Alan at The Yellow Line made another excellent suggestion yesterday: along with calling for Bush to "speak clearly about the challenges and losses ahead, [and] about why we absolutely must push forward," Alan calls on the president to talk "about how all of us here on the home front can help the efforts." This is as important as anything else. Right after 9/11, the Bush Adminstration pledged to offer up ways for Americans to serve, in various ways. But that soon morphed into a numbingly dumb attempt to encourage "monitoring your neighbors," and the rhetoric shifted from "serve your country" to "go out and shop."

We as Americans have not been asked to sacrifice - we have not been asked to conserve energy, or to recognize that fighting a war costs money (rather alot of it, actually) that has to come from somewhere, or even to serve in some volunteer capacity at home. No, this Adminstration has tried to prove that you can have a war, giant tax cuts, bloated "emergency" spending bills and no sacrifices, all at the same time. And all while Americans just "go about their daily lives." It's time for that to end. President Bush should take the opportunity Tuesday night to lay out a detailed plan of national service opportunities for everyday Americans that offers up ways each and every one of us can contribute.

Nicholas Kristof writes in today's New York Times that because our national deficit is so high (he quotes the Comptroller General of the United States as calling recent budget years "the most fiscally irresponsible in our nation's history"), every American child is born today with a "birth tax" of approximately $150,000, their share of the deficits created during the Bush years. I've not independently run those numbers - but if true, that is incredible! Talk about a message for Democratic success next November ... I can see the ads already (cue the sunglassed men in suits, carrying large briefcases striding into maternity wards to collect).

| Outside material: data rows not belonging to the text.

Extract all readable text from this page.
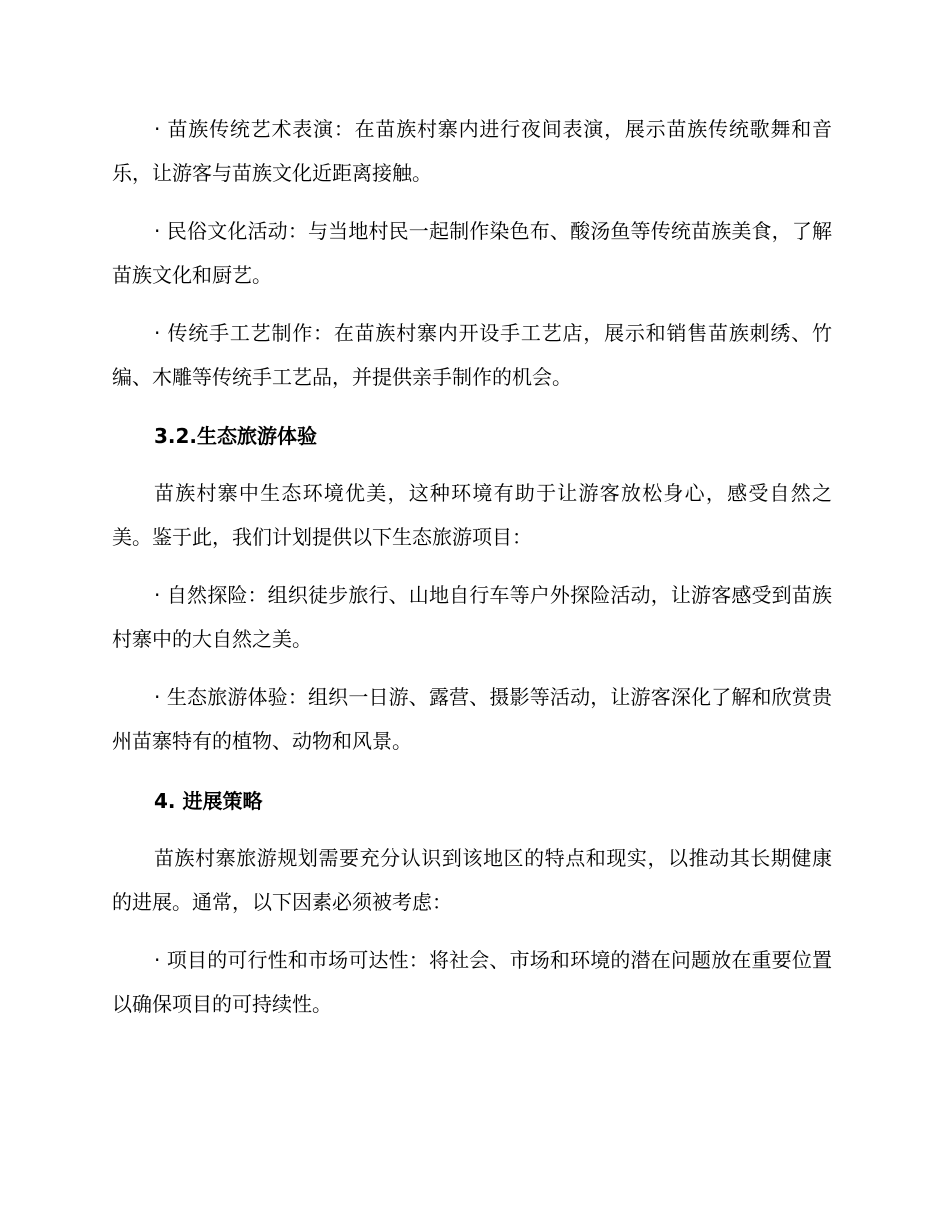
· 苗族传统艺术表演：在苗族村寨内进行夜间表演，展示苗族传统歌舞和音乐，让游客与苗族文化近距离接触。

· 民俗文化活动：与当地村民一起制作染色布、酸汤鱼等传统苗族美食，了解苗族文化和厨艺。

· 传统手工艺制作：在苗族村寨内开设手工艺店，展示和销售苗族刺绣、竹编、木雕等传统手工艺品，并提供亲手制作的机会。

3.2.生态旅游体验

苗族村寨中生态环境优美，这种环境有助于让游客放松身心，感受自然之美。鉴于此，我们计划提供以下生态旅游项目：

· 自然探险：组织徒步旅行、山地自行车等户外探险活动，让游客感受到苗族村寨中的大自然之美。

· 生态旅游体验：组织一日游、露营、摄影等活动，让游客深化了解和欣赏贵州苗寨特有的植物、动物和风景。

4. 进展策略

苗族村寨旅游规划需要充分认识到该地区的特点和现实，以推动其长期健康的进展。通常，以下因素必须被考虑：

· 项目的可行性和市场可达性：将社会、市场和环境的潜在问题放在重要位置以确保项目的可持续性。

Bush has much leveling to do with the American people. It's time to admit that things aren't going spectacularly in Iraq, but that they would likely be going much worse if America pulled out and came home. It's time to tell Americans we have to take steps to draw down the national deficit, and that doing so might mean (heaven forbid!) examining some of the current tax cuts and asking for further sacrifices. It's either we hear this, or we hear more of the same unwarranted rosiness that we've been seeing from Cheney and Rumsfeld. Let's have some straight talk, Mr. President.

5 Comments:

At 6:29 PM, Blogger Jami said...

if his speech offers no criteria for pulling out of iraq, he loses. we all continue to lose.

 
At 2:33 PM, Blogger cakreiz said...

Liked your leveling comment. The problem with Mr. Bush's approach is that frankness is seen as pessimism. Only the most idealistic assessments are viewed as realistic. Heard Sen. Biden on CSpan yesterday discussing practical ways to win the occupation. Thought he was sincere and bipartisan- at least as bipartisan as things get in Congress these days. But his suggestions will fall on deaf ears since compromise is seen as weakness. Argh.

 
At 12:04 AM, Blogger JBD said...

It's an awful shame that's so. One of my major goals on ChargingRINO has been to make the case that compromise shouldn't be a dirty word. Argh is right.

 
At 6:56 AM, Blogger cakreiz said...

Appreciate the comment, Jeremy. I enjoy your website; it's insightful, thought-provoking and very well-written. It also reflects where I am politically. Thanks for having me.

 
At 11:07 AM, Blogger Charles said...

A sane, honest, moral republican. I thought theyd killed all of you off? We hardcore lefties actually respect you guy, listen to your ideas, learn from them. Too bad there are only three of you left. I hear they have a special room in Abu Gharaib reserved for you "not quite loyal enough" types.

Good blog i enjoyed reading it. Dear god if only people with Integrity lead the right again.